К семи вечера я был на углу площади Ногина и улицы Разина. Я ждал у подъезда наркомата. До окончания рабочего дня оставалось не более трех минут. Репродуктор на соседнем доме только объявил: «…третий сигнал дается в девятнадцать часов по московскому времени».
Передо мной лежала площадь — темная, вечерняя, слабо мерцающая голубым светом автомобильных и автобусных фар. Снега в Москве еще не было. Иногда выпадал вместе с дождем и сразу таял. А сейчас стояла прохладная, но сухая погода.

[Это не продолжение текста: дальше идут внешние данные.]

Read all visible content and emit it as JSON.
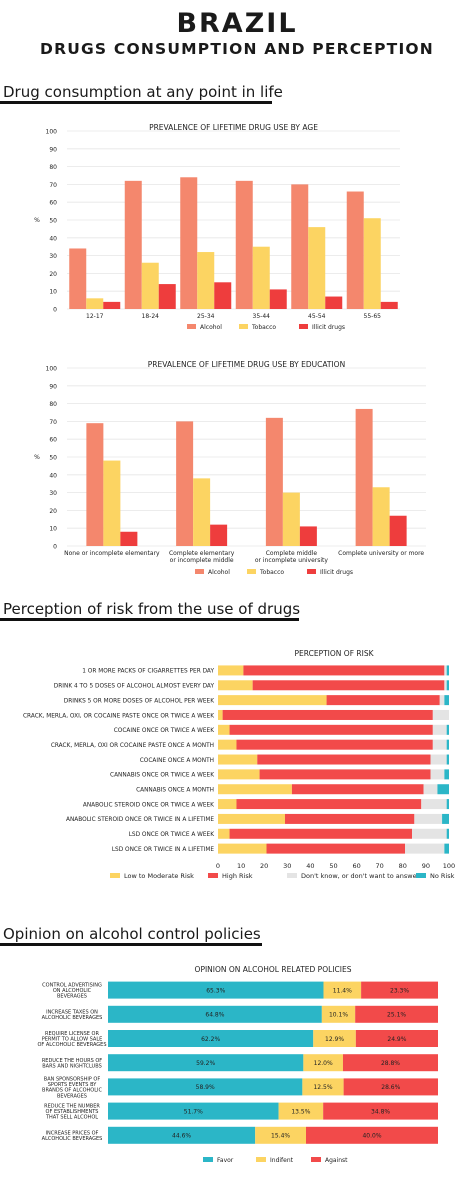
{
  "header": {
    "title": "BRAZIL",
    "subtitle": "DRUGS CONSUMPTION AND PERCEPTION"
  },
  "sections": {
    "consumption": "Drug consumption at any point in life",
    "perception": "Perception of risk from the use of drugs",
    "opinion": "Opinion on alcohol control policies"
  },
  "colors": {
    "alcohol": "#f4876d",
    "tobacco": "#fcd462",
    "illicit": "#ee3d3d",
    "low": "#fcd462",
    "high": "#f24a4a",
    "dontknow": "#e4e4e4",
    "norisk": "#2bb6c7",
    "favor": "#2bb6c7",
    "indifferent": "#fcd462",
    "against": "#f24a4a"
  },
  "chart_data": [
    {
      "type": "bar",
      "title": "PREVALENCE OF LIFETIME DRUG USE BY AGE",
      "ylabel": "%",
      "ylim": [
        0,
        100
      ],
      "yticks": [
        "0",
        "10",
        "20",
        "30",
        "40",
        "50",
        "60",
        "70",
        "80",
        "90",
        "100"
      ],
      "categories": [
        "12-17",
        "18-24",
        "25-34",
        "35-44",
        "45-54",
        "55-65"
      ],
      "series": [
        {
          "name": "Alcohol",
          "values": [
            34,
            72,
            74,
            72,
            70,
            66
          ]
        },
        {
          "name": "Tobacco",
          "values": [
            6,
            26,
            32,
            35,
            46,
            51
          ]
        },
        {
          "name": "Illicit drugs",
          "values": [
            4,
            14,
            15,
            11,
            7,
            4
          ]
        }
      ],
      "legend": "bottom"
    },
    {
      "type": "bar",
      "title": "PREVALENCE OF LIFETIME DRUG USE BY EDUCATION",
      "ylabel": "%",
      "ylim": [
        0,
        100
      ],
      "yticks": [
        "0",
        "10",
        "20",
        "30",
        "40",
        "50",
        "60",
        "70",
        "80",
        "90",
        "100"
      ],
      "categories": [
        [
          "None or incomplete elementary"
        ],
        [
          "Complete elementary",
          "or incomplete middle"
        ],
        [
          "Complete middle",
          "or incomplete university"
        ],
        [
          "Complete university or more"
        ]
      ],
      "series": [
        {
          "name": "Alcohol",
          "values": [
            69,
            70,
            72,
            77
          ]
        },
        {
          "name": "Tobacco",
          "values": [
            48,
            38,
            30,
            33
          ]
        },
        {
          "name": "Illicit drugs",
          "values": [
            8,
            12,
            11,
            17
          ]
        }
      ],
      "legend": "bottom"
    },
    {
      "type": "bar",
      "orientation": "horizontal",
      "stacked": true,
      "title": "PERCEPTION OF RISK",
      "xlim": [
        0,
        100
      ],
      "xticks": [
        "0",
        "10",
        "20",
        "30",
        "40",
        "50",
        "60",
        "70",
        "80",
        "90",
        "100"
      ],
      "categories": [
        "1 OR MORE PACKS OF CIGARRETTES PER DAY",
        "DRINK 4 TO 5 DOSES OF ALCOHOL ALMOST EVERY DAY",
        "DRINKS 5 OR MORE DOSES OF ALCOHOL PER WEEK",
        "CRACK, MERLA, OXI, OR COCAINE PASTE ONCE OR TWICE A WEEK",
        "COCAINE ONCE OR TWICE A WEEK",
        "CRACK, MERLA, OXI OR COCAINE PASTE ONCE A MONTH",
        "COCAINE ONCE A MONTH",
        "CANNABIS ONCE OR TWICE A WEEK",
        "CANNABIS ONCE A MONTH",
        "ANABOLIC STEROID ONCE OR TWICE A WEEK",
        "ANABOLIC STEROID ONCE OR TWICE IN A LIFETIME",
        "LSD ONCE OR TWICE A WEEK",
        "LSD ONCE OR TWICE IN A LIFETIME"
      ],
      "series": [
        {
          "name": "Low to Moderate Risk",
          "values": [
            11,
            15,
            47,
            2,
            5,
            8,
            17,
            18,
            32,
            8,
            29,
            5,
            21
          ]
        },
        {
          "name": "High Risk",
          "values": [
            87,
            83,
            49,
            91,
            88,
            85,
            75,
            74,
            57,
            80,
            56,
            79,
            60
          ]
        },
        {
          "name": "Don't know, or don't want to answer",
          "values": [
            1,
            1,
            2,
            7,
            6,
            6,
            7,
            6,
            6,
            11,
            12,
            15,
            17
          ]
        },
        {
          "name": "No Risk",
          "values": [
            1,
            1,
            2,
            0,
            1,
            1,
            1,
            2,
            5,
            1,
            3,
            1,
            2
          ]
        }
      ],
      "legend": "bottom"
    },
    {
      "type": "bar",
      "orientation": "horizontal",
      "stacked": true,
      "title": "OPINION ON ALCOHOL RELATED POLICIES",
      "categories": [
        [
          "CONTROL ADVERTISING",
          "ON ALCOHOLIC",
          "BEVERAGES"
        ],
        [
          "INCREASE TAXES ON",
          "ALCOHOLIC BEVERAGES"
        ],
        [
          "REQUIRE LICENSE OR",
          "PERMIT TO ALLOW SALE",
          "OF ALCOHOLIC BEVERAGES"
        ],
        [
          "REDUCE THE HOURS OF",
          "BARS AND NIGHTCLUBS"
        ],
        [
          "BAN SPONSORSHIP OF",
          "SPORTS EVENTS BY",
          "BRANDS OF ALCOHOLIC",
          "BEVERAGES"
        ],
        [
          "REDUCE THE NUMBER",
          "OF ESTABLISHMENTS",
          "THAT SELL ALCOHOL"
        ],
        [
          "INCREASE PRICES OF",
          "ALCOHOLIC BEVERAGES"
        ]
      ],
      "series": [
        {
          "name": "Favor",
          "values": [
            65.3,
            64.8,
            62.2,
            59.2,
            58.9,
            51.7,
            44.6
          ]
        },
        {
          "name": "Indifent",
          "values": [
            11.4,
            10.1,
            12.9,
            12.0,
            12.5,
            13.5,
            15.4
          ]
        },
        {
          "name": "Against",
          "values": [
            23.3,
            25.1,
            24.9,
            28.8,
            28.6,
            34.8,
            40.0
          ]
        }
      ],
      "data_labels": [
        [
          "65.3%",
          "64.8%",
          "62.2%",
          "59.2%",
          "58.9%",
          "51.7%",
          "44.6%"
        ],
        [
          "11.4%",
          "10.1%",
          "12.9%",
          "12.0%",
          "12.5%",
          "13.5%",
          "15.4%"
        ],
        [
          "23.3%",
          "25.1%",
          "24.9%",
          "28.8%",
          "28.6%",
          "34.8%",
          "40.0%"
        ]
      ],
      "legend": "bottom"
    }
  ]
}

Вдоль голого Ильинского сквера вверх и вниз ползли переполненные трамваи.
Мать вышла из подъезда как раз в ту минуту, когда по радио прозвучал третий, последний сигнал «проверки времени». И в ту же минуту страшной силы удар потряс землю. Столб дыма, огня и пыли взметнулся от Ильинского сквера, раздались отчаянные крики, полетели стекла и оконные рамы. Два трамвайных состава, спускавшихся к площади Ногина, перевернуло взрывной волной и бросило в сквер.
Трудно было сообразить, что случилось: бомбардировка или просто взрыв. Мы побежали по улице Разина в сторону Красной площади.
— Скорей, скорей домой! — говорила мать.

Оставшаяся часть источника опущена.